Woman's Club

Built in 1864 by Joseph T. Russ, the Marianna Woman’s Club house was one of the older homes in Marianna and had several owners before Sally C. Messer. Known as the Messer home, it was purchased and restored for use by the Woman's Club in 1950. This photograph was taken around 1982.

The Marianna Woman’s Club will celebrate its centennial at a reception 1:30-3:30 p.m. Sunday, Nov. 10, at its clubhouse, 2902 Caledonia St., at the Clinton Street intersection in Marianna.

The general public is invited to attend, with light refreshments available at the gathering.

The City of Marianna recently, by proclamation, recognized the significant contributions the club has made to the community over its century of existence.

A brief history was include in the document, beginning with the Nov. 4, 1919 organization meeting at the home of Mrs. J.L. Horne, where 21 charter members formalized its organization.

One of its first community endeavors was a significant street clean-up project to collect the trash that had accumulated on what was then a network of mostly unpaved roads in the town of Marianna.

The group would go on to spearhead many other community projects through the years, including the establishment of Confederate Memorial Park and the enhancement of Marianna High School grounds with shrubbery and other plants shortly after that facility was built. The club would also be credited with raising the money to have the gazebo erected in Confederate Park.

The club published a cookbook in 1929, and is credited with giving camp scholarships to 4-H youngsters, feeding needy elementary-age children homemade meals from their homes, and giving parties for the boys housed at the old Dozier School. The club also had built, and maintained, public restroom facilities in downtown Marianna.

The club also, for a time, housed Marianna’s first public library.

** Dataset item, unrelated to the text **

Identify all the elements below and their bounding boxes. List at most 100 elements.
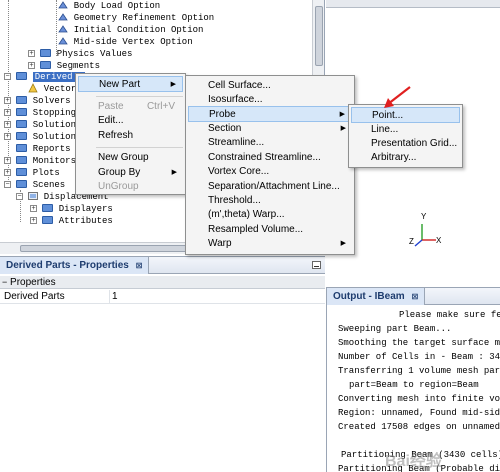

The group also took on, in 1950, a great public health care responsibility. A hookworm epidemic was sweeping through the local school system then, and the group worked with the Jackson County Health Department to test samples, delivered related medications and had private privy bases built, selling them at a grand sum of $3 each to local families to replace outhouses in an effort to wipe out the epidemic. When their work started, it’s estimated, 60-80 percent of local school children were carrying active hookworms. The club’s work, carried out for five consecutive years, played a primary role in the eradication of that malady. They would win a $5,000 check from the Kroger grocery chain in recognition of that accomplishment, and the club used that money to help buy and renovate their clubhouse. They also received a letter from President Harry S. Truman in recognition of their efforts in helping eradicate the hookworm epidemic.

Over the years, the Marianna Woman’s Club has given roughly $89,000 in student scholarships to Chipola College, and is also a long-time supporter of Sunland training center and a wealth of other community assets and organizations, including Partners for Pets, Marianna Health and Rehab, Backpacks for Kids, and veterans’ outreach programs.